I take it back, the kaocha example is not really related to what you are doing. But it is kind of cool, right? simple_smile

sogaiu21:06:44

@lee it is interesting for sure. i've been thinking to record execution of code and generate / analyze results -- generating draft docs is one thing that could be done with this sort of thing.

borkdude21:06:56

comment blocks that become tests, that sounds also like https://github.com/cognitect-labs/transcriptor

sogaiu21:06:12

@borkdude indeed, that's one of the inspirations

sogaiu21:06:32

there were some problems w/ transcriptor, and this is an experiment to work around some of them

lread21:06:09

@borkdude, I manually tried your problem file in my cljs playground a while ago and forgot to tell you. I parsed it in and spit it out successfully.

borkdude21:06:52

with tools.reader 1.3.2?

borkdude22:06:32

confirmed, I tested it now too

borkdude22:06:56

was there anything in particular you changed to make it work, or it just worked?

lread22:06:16

just worked

lread22:06:25

yes I am using tools.reader 1.3.2

borkdude22:06:44

the bug I’m getting with the original is that it tries to check if an empty string is a string consisting of linebreaks

lread22:06:11

hmmm… I started this so long ago I don’t recall changes I made. But something must be different!

lread22:06:33

I’m going to try to focus on finishing up my cljs ticket for now.

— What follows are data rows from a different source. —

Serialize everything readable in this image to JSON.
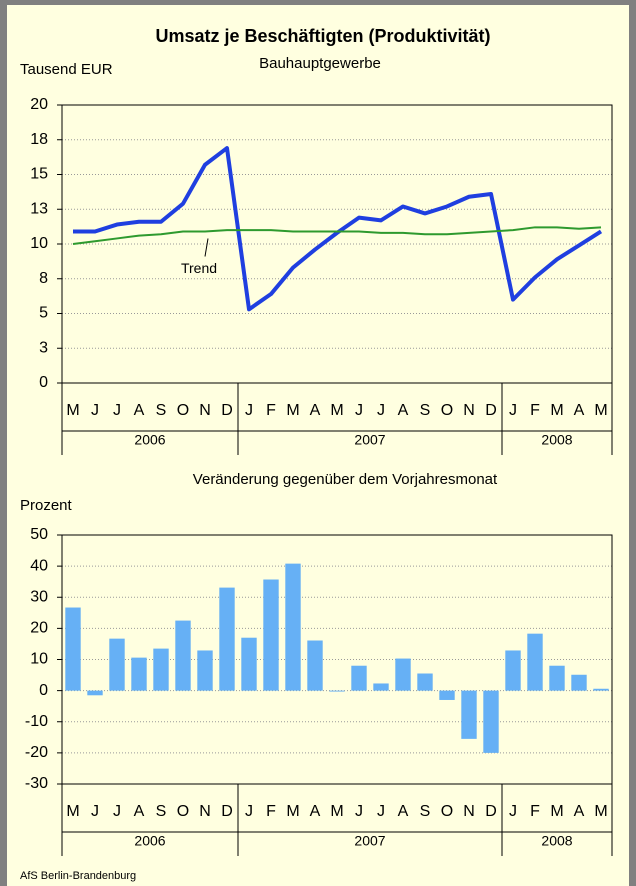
{
  "title": "Umsatz je Beschäftigten (Produktivität)",
  "footer": "AfS Berlin-Brandenburg",
  "chart_data": [
    {
      "type": "line",
      "subtitle": "Bauhauptgewerbe",
      "y_label": "Tausend EUR",
      "categories": [
        "M",
        "J",
        "J",
        "A",
        "S",
        "O",
        "N",
        "D",
        "J",
        "F",
        "M",
        "A",
        "M",
        "J",
        "J",
        "A",
        "S",
        "O",
        "N",
        "D",
        "J",
        "F",
        "M",
        "A",
        "M"
      ],
      "groups": [
        {
          "label": "2006",
          "span": 8
        },
        {
          "label": "2007",
          "span": 12
        },
        {
          "label": "2008",
          "span": 5
        }
      ],
      "series": [
        {
          "color": "#1f3fe0",
          "values": [
            10.9,
            10.9,
            11.4,
            11.6,
            11.6,
            12.9,
            15.7,
            16.9,
            5.3,
            6.4,
            8.3,
            9.6,
            10.8,
            11.9,
            11.7,
            12.7,
            12.2,
            12.7,
            13.4,
            13.6,
            6.0,
            7.6,
            8.9,
            9.9,
            10.9
          ]
        },
        {
          "name": "Trend",
          "color": "#2e9a2e",
          "values": [
            10.0,
            10.2,
            10.4,
            10.6,
            10.7,
            10.9,
            10.9,
            11.0,
            11.0,
            11.0,
            10.9,
            10.9,
            10.9,
            10.9,
            10.8,
            10.8,
            10.7,
            10.7,
            10.8,
            10.9,
            11.0,
            11.2,
            11.2,
            11.1,
            11.2
          ]
        }
      ],
      "ylim": [
        0,
        20
      ],
      "yticks": [
        0,
        {
          "value": 2.5,
          "label": "3"
        },
        5,
        {
          "value": 7.5,
          "label": "8"
        },
        10,
        {
          "value": 12.5,
          "label": "13"
        },
        15,
        {
          "value": 17.5,
          "label": "18"
        },
        20
      ],
      "grid": true
    },
    {
      "type": "bar",
      "title": "Veränderung gegenüber dem Vorjahresmonat",
      "y_label": "Prozent",
      "categories": [
        "M",
        "J",
        "J",
        "A",
        "S",
        "O",
        "N",
        "D",
        "J",
        "F",
        "M",
        "A",
        "M",
        "J",
        "J",
        "A",
        "S",
        "O",
        "N",
        "D",
        "J",
        "F",
        "M",
        "A",
        "M"
      ],
      "groups": [
        {
          "label": "2006",
          "span": 8
        },
        {
          "label": "2007",
          "span": 12
        },
        {
          "label": "2008",
          "span": 5
        }
      ],
      "values": [
        26.7,
        -1.5,
        16.7,
        10.6,
        13.5,
        22.5,
        12.9,
        33.1,
        17.0,
        35.7,
        40.8,
        16.1,
        -0.3,
        8.0,
        2.3,
        10.3,
        5.5,
        -3.0,
        -15.5,
        -20.0,
        12.9,
        18.3,
        8.0,
        5.1,
        0.6
      ],
      "color": "#66b0f5",
      "ylim": [
        -30,
        50
      ],
      "yticks": [
        -30,
        -20,
        -10,
        0,
        10,
        20,
        30,
        40,
        50
      ],
      "grid": true
    }
  ]
}
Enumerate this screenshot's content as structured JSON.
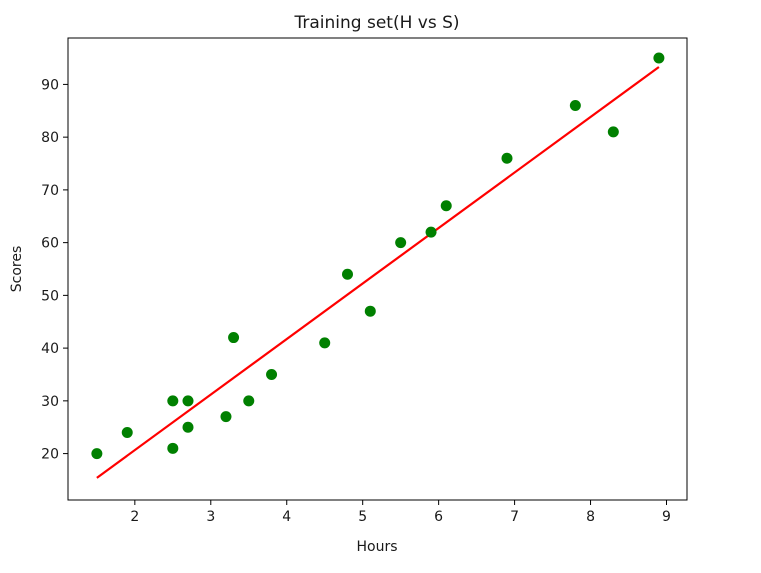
{
  "chart_data": {
    "type": "scatter",
    "title": "Training set(H vs S)",
    "xlabel": "Hours",
    "ylabel": "Scores",
    "xlim": [
      1.12,
      9.27
    ],
    "ylim": [
      11.2,
      98.8
    ],
    "xticks": [
      2,
      3,
      4,
      5,
      6,
      7,
      8,
      9
    ],
    "yticks": [
      20,
      30,
      40,
      50,
      60,
      70,
      80,
      90
    ],
    "grid": false,
    "colors": {
      "points": "#008000",
      "fit_line": "#ff0000"
    },
    "points": [
      {
        "x": 1.5,
        "y": 20
      },
      {
        "x": 1.9,
        "y": 24
      },
      {
        "x": 2.5,
        "y": 30
      },
      {
        "x": 2.5,
        "y": 21
      },
      {
        "x": 2.7,
        "y": 30
      },
      {
        "x": 2.7,
        "y": 25
      },
      {
        "x": 3.2,
        "y": 27
      },
      {
        "x": 3.3,
        "y": 42
      },
      {
        "x": 3.5,
        "y": 30
      },
      {
        "x": 3.8,
        "y": 35
      },
      {
        "x": 4.5,
        "y": 41
      },
      {
        "x": 4.8,
        "y": 54
      },
      {
        "x": 5.1,
        "y": 47
      },
      {
        "x": 5.5,
        "y": 60
      },
      {
        "x": 5.9,
        "y": 62
      },
      {
        "x": 6.1,
        "y": 67
      },
      {
        "x": 6.9,
        "y": 76
      },
      {
        "x": 7.8,
        "y": 86
      },
      {
        "x": 8.3,
        "y": 81
      },
      {
        "x": 8.9,
        "y": 95
      }
    ],
    "fit_line": {
      "x": [
        1.5,
        8.9
      ],
      "y": [
        15.4,
        93.3
      ]
    }
  }
}
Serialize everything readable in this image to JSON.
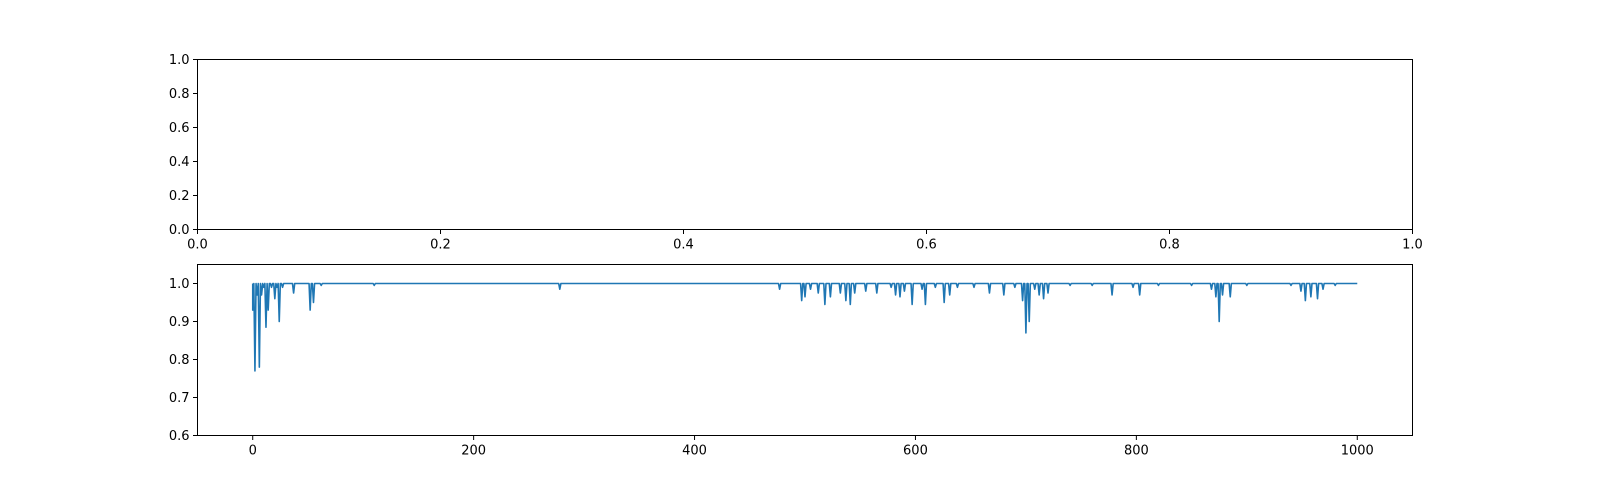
{
  "chart_data": [
    {
      "type": "line",
      "title": "",
      "xlabel": "",
      "ylabel": "",
      "xlim": [
        0,
        1
      ],
      "ylim": [
        0,
        1
      ],
      "x_ticks": [
        0.0,
        0.2,
        0.4,
        0.6,
        0.8,
        1.0
      ],
      "x_tick_labels": [
        "0.0",
        "0.2",
        "0.4",
        "0.6",
        "0.8",
        "1.0"
      ],
      "y_ticks": [
        0.0,
        0.2,
        0.4,
        0.6,
        0.8,
        1.0
      ],
      "y_tick_labels": [
        "0.0",
        "0.2",
        "0.4",
        "0.6",
        "0.8",
        "1.0"
      ],
      "grid": false,
      "series": []
    },
    {
      "type": "line",
      "title": "",
      "xlabel": "",
      "ylabel": "",
      "xlim": [
        -50,
        1050
      ],
      "ylim": [
        0.6,
        1.05
      ],
      "x_ticks": [
        0,
        200,
        400,
        600,
        800,
        1000
      ],
      "x_tick_labels": [
        "0",
        "200",
        "400",
        "600",
        "800",
        "1000"
      ],
      "y_ticks": [
        0.6,
        0.7,
        0.8,
        0.9,
        1.0
      ],
      "y_tick_labels": [
        "0.6",
        "0.7",
        "0.8",
        "0.9",
        "1.0"
      ],
      "grid": false,
      "series": [
        {
          "color": "#1f77b4",
          "baseline": 1.0,
          "x_range": [
            0,
            1000
          ],
          "dips": [
            [
              0,
              0.93
            ],
            [
              2,
              0.77
            ],
            [
              4,
              0.97
            ],
            [
              6,
              0.78
            ],
            [
              8,
              0.97
            ],
            [
              10,
              0.99
            ],
            [
              12,
              0.885
            ],
            [
              14,
              0.93
            ],
            [
              17,
              0.99
            ],
            [
              20,
              0.96
            ],
            [
              22,
              0.99
            ],
            [
              24,
              0.9
            ],
            [
              27,
              0.99
            ],
            [
              37,
              0.975
            ],
            [
              52,
              0.93
            ],
            [
              55,
              0.95
            ],
            [
              62,
              0.995
            ],
            [
              110,
              0.995
            ],
            [
              278,
              0.985
            ],
            [
              477,
              0.985
            ],
            [
              497,
              0.955
            ],
            [
              500,
              0.965
            ],
            [
              505,
              0.985
            ],
            [
              512,
              0.975
            ],
            [
              518,
              0.945
            ],
            [
              523,
              0.965
            ],
            [
              532,
              0.975
            ],
            [
              537,
              0.955
            ],
            [
              541,
              0.945
            ],
            [
              545,
              0.975
            ],
            [
              555,
              0.98
            ],
            [
              565,
              0.975
            ],
            [
              578,
              0.99
            ],
            [
              582,
              0.97
            ],
            [
              586,
              0.965
            ],
            [
              590,
              0.98
            ],
            [
              597,
              0.945
            ],
            [
              606,
              0.985
            ],
            [
              609,
              0.945
            ],
            [
              618,
              0.99
            ],
            [
              626,
              0.95
            ],
            [
              631,
              0.97
            ],
            [
              638,
              0.99
            ],
            [
              653,
              0.99
            ],
            [
              667,
              0.975
            ],
            [
              680,
              0.97
            ],
            [
              690,
              0.99
            ],
            [
              697,
              0.955
            ],
            [
              700,
              0.87
            ],
            [
              703,
              0.9
            ],
            [
              708,
              0.985
            ],
            [
              712,
              0.97
            ],
            [
              716,
              0.96
            ],
            [
              720,
              0.975
            ],
            [
              740,
              0.995
            ],
            [
              760,
              0.995
            ],
            [
              778,
              0.97
            ],
            [
              797,
              0.99
            ],
            [
              803,
              0.97
            ],
            [
              820,
              0.995
            ],
            [
              850,
              0.995
            ],
            [
              868,
              0.985
            ],
            [
              872,
              0.965
            ],
            [
              875,
              0.9
            ],
            [
              878,
              0.97
            ],
            [
              885,
              0.965
            ],
            [
              900,
              0.995
            ],
            [
              940,
              0.995
            ],
            [
              949,
              0.98
            ],
            [
              953,
              0.955
            ],
            [
              958,
              0.965
            ],
            [
              964,
              0.96
            ],
            [
              969,
              0.985
            ],
            [
              980,
              0.995
            ]
          ]
        }
      ]
    }
  ]
}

If this is blocking you, let me know and I’ll take some time to dig in.

borkdude22:06:19

Not really blocking, I’ll figure something out

sogaiu01:06:47

ah, iiuc, it looks like all of the existing reader nodes provide sexpr-fns so they all don't throw by default.

sogaiu01:06:23

comma, newline, and whitespace can be tested for via node/whitespace? comment can be tested for via node/comment? if something analogous existed for uneval (similar thing in clj-kondo's utils), then perhaps one could have sexprable? be something that used whitespace?, comment?, and uneval?